Dr. Richard Leslie Brohier commenced his prolific writing career in 1924.

He was the Editor of the Dutch Burgher Union Journal for 19 years. His contributions to learned journals are far too numerous to be detailed. There are also a number of reports of Commissions and Committees on which he served and was associated with. His writings also covered papers presented to numerous fora on scientific and technical subjects. He also lectured on these subjects as well as on social and cultural matters.

He broadcast on Radio Ceylon frequently giving talks and presenting feature documentaries.

He continued writing almost to the end of his life.

This illustrious son of Lanka held high office in several institutions. The Royal Asiatic Society President, Ceylon Engineering Association President (now Institution of Engineers), Ceylon Geographical Association President, Ceylon Survey Institute President and Dutch Burgher Union President.

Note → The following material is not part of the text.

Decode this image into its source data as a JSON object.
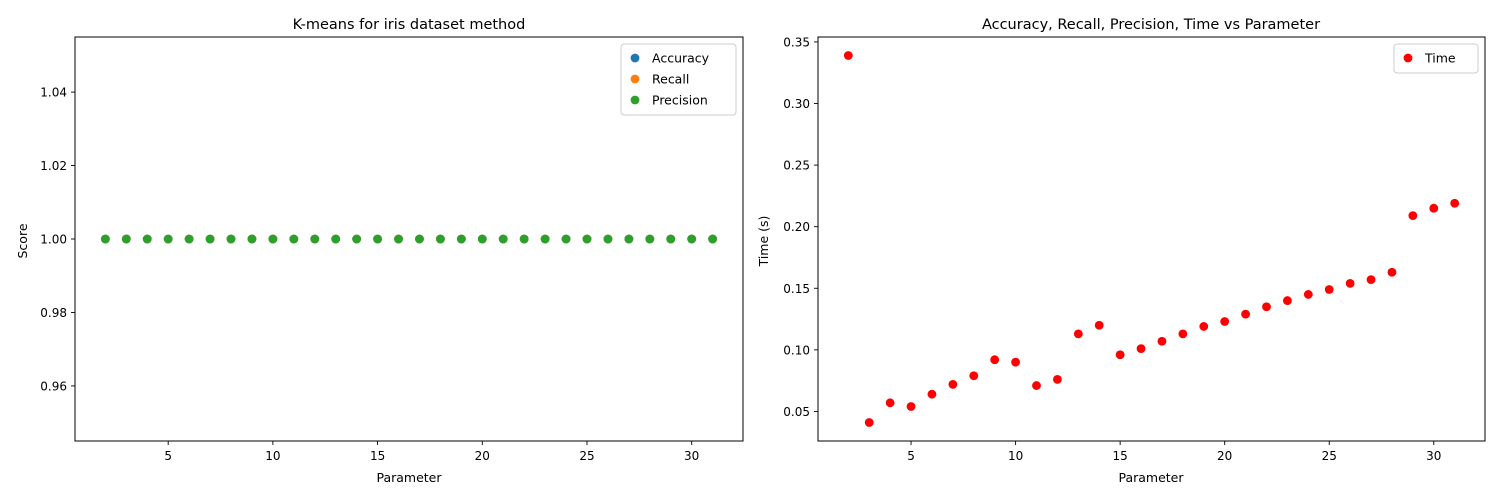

Being one of the foremost authorities on the Dutch Period in Sri Lanka Dr. Brohier was invited to be an Advisory Member on a Special Committee appointed by the Tourist Board to set up a Dutch Period Museum in Colombo. Dr. Brohier has the distinction of being the only person to be made an Honourary Member of the Netherlands Alumni Association of Sri Lanka.

Dr. R.L. Brohier received the OBE in 1947 and was awarded the degree of D. Litt. Honoris Causa of the University of Ceylon in 1963.

In 1971 Dr. Brohier became the eighth recipient of the Royal Asiatic Society’s Gold Medal. In 1931 he was elected a fellow of the Royal Geographic society and 1947 saw him elected as a Fellow of the Institute of Chartered Surveyors.

Dr. R.L. Brohier’s prolific writings are too numerous to enumerate here. The three volume The Ancient Irrigation Works of Sri Lanka (1934 - 1938) remains the standard authority for hydrology even today.

Two other very popular books are Seeing Ceylon and Discovering Ceylon : The Golden Plains which records his work on a 1923 Topographic Survey of ancient coastal habitations between Puttalam and Manner and Changing Face of Colombo were published posthumously by his daughter Deloraine.

His book on the Dutch Reformed Church on Wolvendhal Hill - (currently of print) is being revised by Deloraine and a Dutchmen Christian von Krimpen and will be published shortly.

On the February 14, 1980 Richard Leslie Brohier passed away at the age of 87. He will be loved and remembered not only by his family and by all who have benefitted so greatly from his work and writings. We, Sri Lankans as a nation owe Dr. Brohier a tremendous debt for revealing so much of Sri Lanka’s glorious past.

The writer is greatly indebted to Deloraine Brohier for all her assistance in the compilation of this article.